Margaret Martin;  Corstorphine Hill Gardens (my big sister), went on to attend James Gillespie’s High School for Girls; went into chemistry with McFarlane Smith;  now Mrs Utterson, Camp Place, Callander

(Me) Moira Martin,  Corstorphine Hill Gardens, went on to attend James Gillespie’s High School for Girls; career  in computing now Mrs Hogg, 3 Sycamore Gardens, EH12 7JJ

Jacqueline Graham,  Belgrave Gardens, mother French, went on to attend James Gillespie’s High School for Girls;  became a Primary School Teacher (in Falkirk?)

Colette Graham, younger sister of Jacqueline, a year below me.  Was last in contact with her about 10 years ago when she was married and living in Longniddry, two of a family at that time.

Vivienne, Mrs Hunter’s niece, who attended Mary Erskine’s. 

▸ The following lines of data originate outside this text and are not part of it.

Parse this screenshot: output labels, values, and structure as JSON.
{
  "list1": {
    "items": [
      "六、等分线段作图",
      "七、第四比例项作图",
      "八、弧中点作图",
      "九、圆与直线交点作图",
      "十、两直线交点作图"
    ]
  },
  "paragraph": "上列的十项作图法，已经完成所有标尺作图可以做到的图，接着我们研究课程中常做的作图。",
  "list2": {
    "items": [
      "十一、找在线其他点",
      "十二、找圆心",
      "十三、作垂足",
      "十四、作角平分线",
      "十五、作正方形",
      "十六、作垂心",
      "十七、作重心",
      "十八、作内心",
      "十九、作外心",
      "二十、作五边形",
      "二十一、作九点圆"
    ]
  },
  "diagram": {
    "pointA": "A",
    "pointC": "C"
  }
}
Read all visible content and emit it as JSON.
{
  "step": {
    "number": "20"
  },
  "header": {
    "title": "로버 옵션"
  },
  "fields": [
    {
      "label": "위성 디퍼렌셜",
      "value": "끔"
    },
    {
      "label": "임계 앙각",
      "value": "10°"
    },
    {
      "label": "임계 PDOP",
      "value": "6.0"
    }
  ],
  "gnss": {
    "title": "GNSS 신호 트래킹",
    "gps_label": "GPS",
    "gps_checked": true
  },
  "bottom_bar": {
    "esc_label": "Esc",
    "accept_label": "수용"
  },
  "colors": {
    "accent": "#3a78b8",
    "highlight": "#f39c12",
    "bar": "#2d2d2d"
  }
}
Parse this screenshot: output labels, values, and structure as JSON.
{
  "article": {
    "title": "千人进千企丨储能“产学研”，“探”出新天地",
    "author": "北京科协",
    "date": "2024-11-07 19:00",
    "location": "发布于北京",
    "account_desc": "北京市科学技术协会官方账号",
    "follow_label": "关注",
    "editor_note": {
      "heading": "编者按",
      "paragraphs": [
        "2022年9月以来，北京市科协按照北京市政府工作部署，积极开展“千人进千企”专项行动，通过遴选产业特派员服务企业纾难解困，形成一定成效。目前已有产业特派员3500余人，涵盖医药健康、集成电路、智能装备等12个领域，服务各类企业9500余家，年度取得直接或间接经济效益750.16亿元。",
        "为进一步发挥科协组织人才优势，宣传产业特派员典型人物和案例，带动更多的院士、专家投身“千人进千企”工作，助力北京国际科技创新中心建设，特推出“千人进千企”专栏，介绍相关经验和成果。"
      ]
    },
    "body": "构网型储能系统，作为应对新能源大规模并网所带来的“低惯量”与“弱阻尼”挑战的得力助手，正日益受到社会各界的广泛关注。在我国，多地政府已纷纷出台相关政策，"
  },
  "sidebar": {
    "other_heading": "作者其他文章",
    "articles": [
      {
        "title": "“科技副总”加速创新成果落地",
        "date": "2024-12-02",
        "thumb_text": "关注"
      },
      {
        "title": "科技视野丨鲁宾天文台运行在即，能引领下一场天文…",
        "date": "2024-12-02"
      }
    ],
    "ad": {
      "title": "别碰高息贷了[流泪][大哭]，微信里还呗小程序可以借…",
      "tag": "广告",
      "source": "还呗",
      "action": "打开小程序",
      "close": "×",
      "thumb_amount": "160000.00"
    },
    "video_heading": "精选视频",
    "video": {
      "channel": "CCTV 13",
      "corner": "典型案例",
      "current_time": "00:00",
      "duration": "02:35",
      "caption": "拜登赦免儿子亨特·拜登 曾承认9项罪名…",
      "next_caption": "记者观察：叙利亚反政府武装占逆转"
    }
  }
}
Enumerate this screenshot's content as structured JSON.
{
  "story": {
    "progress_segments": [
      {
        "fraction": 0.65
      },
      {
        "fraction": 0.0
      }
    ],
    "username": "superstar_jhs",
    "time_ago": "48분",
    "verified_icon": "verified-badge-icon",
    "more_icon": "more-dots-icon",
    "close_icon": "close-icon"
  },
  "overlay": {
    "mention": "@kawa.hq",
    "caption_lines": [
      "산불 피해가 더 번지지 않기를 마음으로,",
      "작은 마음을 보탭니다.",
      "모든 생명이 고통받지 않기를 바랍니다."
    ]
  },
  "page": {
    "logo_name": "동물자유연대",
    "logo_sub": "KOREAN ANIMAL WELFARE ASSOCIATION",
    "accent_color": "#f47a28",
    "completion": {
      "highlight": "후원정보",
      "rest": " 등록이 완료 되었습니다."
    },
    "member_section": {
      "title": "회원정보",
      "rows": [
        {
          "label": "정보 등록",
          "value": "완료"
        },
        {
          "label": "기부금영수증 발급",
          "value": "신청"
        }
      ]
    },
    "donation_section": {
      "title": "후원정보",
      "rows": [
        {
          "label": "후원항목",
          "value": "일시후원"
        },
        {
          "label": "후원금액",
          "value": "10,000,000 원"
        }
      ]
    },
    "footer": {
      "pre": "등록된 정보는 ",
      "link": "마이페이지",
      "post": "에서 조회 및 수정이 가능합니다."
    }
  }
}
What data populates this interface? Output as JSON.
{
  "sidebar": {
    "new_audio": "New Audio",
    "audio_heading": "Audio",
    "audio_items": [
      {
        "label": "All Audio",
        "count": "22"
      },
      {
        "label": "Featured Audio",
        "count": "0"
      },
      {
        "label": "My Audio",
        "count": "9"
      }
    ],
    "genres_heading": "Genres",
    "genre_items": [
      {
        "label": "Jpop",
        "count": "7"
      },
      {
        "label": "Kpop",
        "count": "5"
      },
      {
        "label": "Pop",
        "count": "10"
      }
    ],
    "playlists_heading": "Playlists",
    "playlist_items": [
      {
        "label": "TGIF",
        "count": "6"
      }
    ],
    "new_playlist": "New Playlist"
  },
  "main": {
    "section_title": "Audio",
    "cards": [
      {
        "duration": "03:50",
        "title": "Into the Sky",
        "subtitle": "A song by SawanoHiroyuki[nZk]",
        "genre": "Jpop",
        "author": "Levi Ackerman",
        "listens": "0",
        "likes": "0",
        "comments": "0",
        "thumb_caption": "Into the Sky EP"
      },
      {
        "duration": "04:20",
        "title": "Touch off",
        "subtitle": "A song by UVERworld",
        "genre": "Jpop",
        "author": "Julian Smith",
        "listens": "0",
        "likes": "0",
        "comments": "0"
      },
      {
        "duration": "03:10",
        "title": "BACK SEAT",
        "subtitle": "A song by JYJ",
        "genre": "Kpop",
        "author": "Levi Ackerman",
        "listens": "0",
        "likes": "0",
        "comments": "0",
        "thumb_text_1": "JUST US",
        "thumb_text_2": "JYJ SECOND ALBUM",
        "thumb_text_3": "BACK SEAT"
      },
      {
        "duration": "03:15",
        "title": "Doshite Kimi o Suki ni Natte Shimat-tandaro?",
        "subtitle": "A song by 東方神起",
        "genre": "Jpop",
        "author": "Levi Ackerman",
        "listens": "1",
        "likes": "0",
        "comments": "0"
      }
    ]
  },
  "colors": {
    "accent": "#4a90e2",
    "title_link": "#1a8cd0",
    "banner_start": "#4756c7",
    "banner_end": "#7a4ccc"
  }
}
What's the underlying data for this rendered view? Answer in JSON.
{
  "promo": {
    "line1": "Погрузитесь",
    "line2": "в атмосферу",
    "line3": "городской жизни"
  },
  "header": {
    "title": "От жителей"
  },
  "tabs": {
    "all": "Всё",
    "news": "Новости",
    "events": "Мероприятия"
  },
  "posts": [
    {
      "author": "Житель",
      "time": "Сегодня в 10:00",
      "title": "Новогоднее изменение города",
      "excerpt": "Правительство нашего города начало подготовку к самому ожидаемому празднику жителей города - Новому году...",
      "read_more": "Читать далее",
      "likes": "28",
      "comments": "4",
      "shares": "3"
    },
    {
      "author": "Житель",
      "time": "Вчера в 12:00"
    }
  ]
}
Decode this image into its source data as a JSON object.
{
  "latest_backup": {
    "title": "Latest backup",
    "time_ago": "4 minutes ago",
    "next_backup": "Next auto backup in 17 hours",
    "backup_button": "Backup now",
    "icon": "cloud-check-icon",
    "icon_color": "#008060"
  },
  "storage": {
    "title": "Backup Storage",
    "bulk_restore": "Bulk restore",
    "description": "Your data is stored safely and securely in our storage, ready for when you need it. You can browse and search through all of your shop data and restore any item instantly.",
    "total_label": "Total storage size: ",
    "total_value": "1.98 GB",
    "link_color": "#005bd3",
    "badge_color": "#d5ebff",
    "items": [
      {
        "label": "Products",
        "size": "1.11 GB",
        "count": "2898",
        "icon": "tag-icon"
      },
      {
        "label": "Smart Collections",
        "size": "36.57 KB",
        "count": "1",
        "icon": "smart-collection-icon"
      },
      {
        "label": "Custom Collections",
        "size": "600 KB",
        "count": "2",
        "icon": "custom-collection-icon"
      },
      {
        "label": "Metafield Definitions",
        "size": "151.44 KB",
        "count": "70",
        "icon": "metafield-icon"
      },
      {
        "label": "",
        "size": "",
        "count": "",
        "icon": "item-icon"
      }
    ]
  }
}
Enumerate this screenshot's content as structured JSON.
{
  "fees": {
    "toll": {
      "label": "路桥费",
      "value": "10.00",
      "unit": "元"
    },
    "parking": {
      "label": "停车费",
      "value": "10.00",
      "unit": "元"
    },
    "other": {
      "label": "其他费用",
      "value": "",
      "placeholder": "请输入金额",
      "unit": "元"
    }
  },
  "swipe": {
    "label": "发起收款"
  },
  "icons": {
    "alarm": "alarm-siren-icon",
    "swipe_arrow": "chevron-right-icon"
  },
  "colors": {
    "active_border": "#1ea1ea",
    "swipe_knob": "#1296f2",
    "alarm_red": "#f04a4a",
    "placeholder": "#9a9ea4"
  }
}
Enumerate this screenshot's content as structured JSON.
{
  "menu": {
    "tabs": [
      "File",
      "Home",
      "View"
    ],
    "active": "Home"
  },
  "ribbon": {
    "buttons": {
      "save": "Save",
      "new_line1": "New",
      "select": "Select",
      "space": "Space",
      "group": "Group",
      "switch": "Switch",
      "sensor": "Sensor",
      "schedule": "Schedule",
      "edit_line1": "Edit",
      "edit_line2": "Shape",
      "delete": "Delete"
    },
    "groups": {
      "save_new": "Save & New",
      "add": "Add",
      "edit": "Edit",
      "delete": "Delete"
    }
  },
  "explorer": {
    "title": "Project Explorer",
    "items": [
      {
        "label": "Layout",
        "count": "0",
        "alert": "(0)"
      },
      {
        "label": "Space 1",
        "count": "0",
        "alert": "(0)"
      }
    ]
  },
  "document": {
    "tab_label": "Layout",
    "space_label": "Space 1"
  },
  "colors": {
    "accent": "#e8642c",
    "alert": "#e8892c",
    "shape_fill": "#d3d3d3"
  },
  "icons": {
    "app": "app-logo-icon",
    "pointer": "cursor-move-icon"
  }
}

Ruth Watson, lived more up towards Clermiston, super singing voice.

And I think also :

Sheila ? lived at Carrick Knowe, long hair pleated.  Went on to James Gillespie’s High School for Girls.

Joan Kennedy, Corstorphine Hill Road, went on to attend James Gillespie’s High School.  Family moved up to Morningside.

There were races in the park that afternoon. I remember the results being announced from the stage. 

I was also singing in the Corstorphine Primary School Choir, as was Colette and Ruth, at the concert in St Ninian’s Church Hall in the early evening.  Our school music teacher was Mrs Lamb.